Another of the great surprises of Spanish athletics in Barcelona’92 was provided by the Murcian decathlete Antonio Penalver with his money in the superman test. He had been 23rd in the previous Seoul Games and eighth in the Tokyo World Cup, a year before. He gave his first ‘wake-up call’ with his bronze at the European Indoor Championships in Genoa, four months before Barcelona, ​​and at his home in Alhama de Murcia by adding 8,478 points in May. But his Olympic goal was a place of honor. However, he put in an impeccable performance. At the end of the first day he was third after the German Meier and the Czech Zmelik, who would ultimately take the gold. In the absence of the agonizing 1,500, Peñalver had the money secure. It was enough for him that the American Dave Johnson did not beat him by 17 seconds. The Murcian stuck to his rival like a limpet and guaranteed himself the Olympic runner-up spot.

As usually happens after decathlon events, Peñalver hugged his rivals, then greeted the King… and also hugged the coach who had taken care of him since he was a child, Miguel Ángel Millán.

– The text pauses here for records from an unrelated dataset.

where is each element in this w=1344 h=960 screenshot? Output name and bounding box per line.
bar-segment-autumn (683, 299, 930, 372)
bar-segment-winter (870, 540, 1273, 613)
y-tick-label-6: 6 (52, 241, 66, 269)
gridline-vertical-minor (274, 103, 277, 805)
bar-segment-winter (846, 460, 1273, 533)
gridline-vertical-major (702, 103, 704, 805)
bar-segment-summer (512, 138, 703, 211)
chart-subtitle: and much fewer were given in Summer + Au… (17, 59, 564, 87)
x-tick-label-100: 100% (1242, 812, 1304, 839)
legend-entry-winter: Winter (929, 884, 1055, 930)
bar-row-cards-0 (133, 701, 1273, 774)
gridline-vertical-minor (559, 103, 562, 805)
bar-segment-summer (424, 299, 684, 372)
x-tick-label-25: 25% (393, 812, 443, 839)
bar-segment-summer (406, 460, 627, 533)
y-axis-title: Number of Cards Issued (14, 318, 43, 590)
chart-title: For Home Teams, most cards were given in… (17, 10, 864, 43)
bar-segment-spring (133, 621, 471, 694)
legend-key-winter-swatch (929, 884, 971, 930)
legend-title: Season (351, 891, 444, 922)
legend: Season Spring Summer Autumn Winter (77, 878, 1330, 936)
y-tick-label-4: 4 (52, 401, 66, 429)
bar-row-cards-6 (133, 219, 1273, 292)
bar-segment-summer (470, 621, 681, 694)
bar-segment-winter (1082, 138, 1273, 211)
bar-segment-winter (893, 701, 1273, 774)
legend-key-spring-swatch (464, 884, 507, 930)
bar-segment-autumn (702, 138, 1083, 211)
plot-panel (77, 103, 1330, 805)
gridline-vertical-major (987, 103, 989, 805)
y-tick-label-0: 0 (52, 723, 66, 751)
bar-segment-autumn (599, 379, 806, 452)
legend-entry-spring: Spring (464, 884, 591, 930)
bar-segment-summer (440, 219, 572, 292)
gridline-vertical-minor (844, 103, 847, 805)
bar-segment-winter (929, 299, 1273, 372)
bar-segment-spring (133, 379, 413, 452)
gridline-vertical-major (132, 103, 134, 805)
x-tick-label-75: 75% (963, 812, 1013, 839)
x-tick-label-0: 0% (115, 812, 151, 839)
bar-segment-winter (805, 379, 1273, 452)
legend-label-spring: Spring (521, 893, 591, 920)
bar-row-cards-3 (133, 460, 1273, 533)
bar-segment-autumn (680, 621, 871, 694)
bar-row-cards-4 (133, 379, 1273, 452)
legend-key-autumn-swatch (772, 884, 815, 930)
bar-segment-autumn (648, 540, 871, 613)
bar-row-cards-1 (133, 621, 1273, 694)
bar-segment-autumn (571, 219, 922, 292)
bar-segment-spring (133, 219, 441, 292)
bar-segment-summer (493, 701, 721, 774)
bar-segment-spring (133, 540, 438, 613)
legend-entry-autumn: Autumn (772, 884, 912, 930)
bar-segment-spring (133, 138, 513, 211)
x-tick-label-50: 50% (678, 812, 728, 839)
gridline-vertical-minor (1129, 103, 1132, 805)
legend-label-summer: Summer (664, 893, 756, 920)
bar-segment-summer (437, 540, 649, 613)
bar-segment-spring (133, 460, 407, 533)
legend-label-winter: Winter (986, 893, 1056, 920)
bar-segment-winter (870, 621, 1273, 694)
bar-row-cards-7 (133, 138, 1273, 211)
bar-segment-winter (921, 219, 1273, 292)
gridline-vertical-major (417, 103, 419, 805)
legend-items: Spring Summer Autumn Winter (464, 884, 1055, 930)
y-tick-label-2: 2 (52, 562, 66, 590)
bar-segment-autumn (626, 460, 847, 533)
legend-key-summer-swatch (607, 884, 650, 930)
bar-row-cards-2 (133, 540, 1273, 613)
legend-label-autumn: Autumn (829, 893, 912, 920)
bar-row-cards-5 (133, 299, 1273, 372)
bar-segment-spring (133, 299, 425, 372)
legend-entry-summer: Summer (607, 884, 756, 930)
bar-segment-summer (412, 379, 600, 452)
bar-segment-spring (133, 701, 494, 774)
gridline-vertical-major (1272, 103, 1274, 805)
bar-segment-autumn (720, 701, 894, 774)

Last December, almost a quarter of a century after the Games, the Police arrested Millán in Tenerife for child abuse. And then a series of complaints were unleashed about his shameful actions with the kids he trained in the eighties in Murcia. One of those who openly confessed that he was the object of said abuse was Antonio Peñalver.

One of his words – “When I hugged Millán in Barcelona I thought ‘what the hell am I doing'” – was quite an impact. With a sad face, he said that the abuse began at age 13 and was repeated. “We were village children and he acted as a great father to all of us, at least that’s what he told us.” This 48-year-old man, 1.93 tall and almost 100 kilos, revealed his big secret almost through tears.